Based on these, there are four pillars we need to build inclusive growth on. First is a strong competition policy that eliminates barriers to entry, prohibits unfair trade practices, and ensures a level playing field for large and small enterprises alike. This long-pending legislation must be a top priority, as it could well be the most far-reaching economic legislation the 16th Congress could enact. Second is a concerted government-wide push for small and medium enterprise development, starting with wider and easier access to SME finance. Third is improved implementation of asset reform, which takes four forms in the Philippines: the Comprehensive Agrarian Reform Program for small farmers, the Indigenous Peoples’ Rights Act for indigenous communities, the Fisheries Code for municipal fishers, and the Urban Development and Housing Act for the urban poor. All seek to promote more equitable access to economic assets, hence opportunities for advancement.

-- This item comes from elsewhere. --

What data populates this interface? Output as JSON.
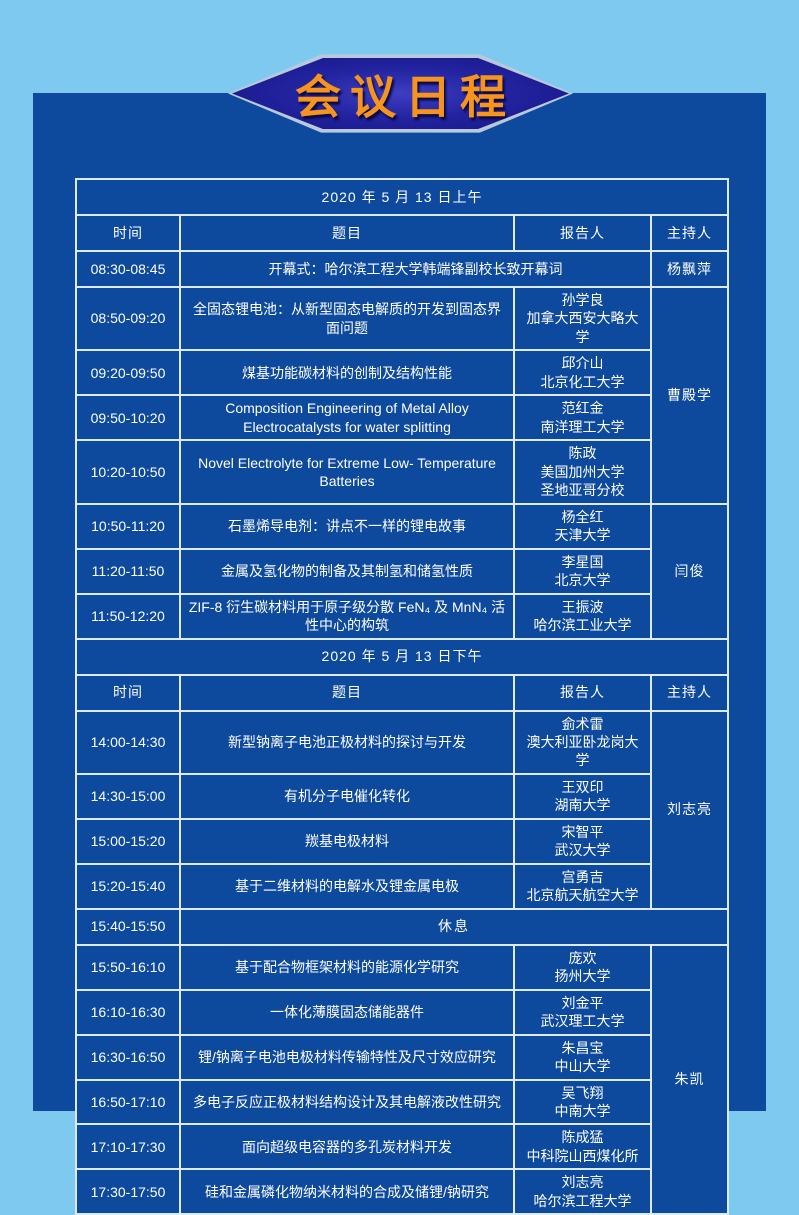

The fourth pillar entails boosting the most promising drivers of inclusive growth in the economy: agriculture, tourism, manufacturing and construction. Much has already been said and written on the first three. The last has been a prominent driver of employment growth since 2010. Even more construction jobs could come about in the years ahead if we embark on (1) an aggressive public mass-housing program built on more realistic and accessible financing mechanisms, which recognizes adequate mass housing as a public good, hence deserving subsidy; (2) intensified investments in irrigation and drainage, especially with continuing lack of the former and the traditional tendency to neglect the latter (a key reason roads don’t last as long as they should, and require constant repair at great cost), and (3) an aggressive urban renewal program especially in decaying cities like Manila, that could employ incentives such as real property tax waivers/discounts to encourage private owners to restore, rehabilitate or rebuild dilapidated structures with historical/cultural significance (the way Vigan managed to restore its century-old houses, for example).
There is truly much yet to be done in the remaining half of this administration, if it is to leave a sustainable legacy of an economy that uplifts the lives of all Filipinos.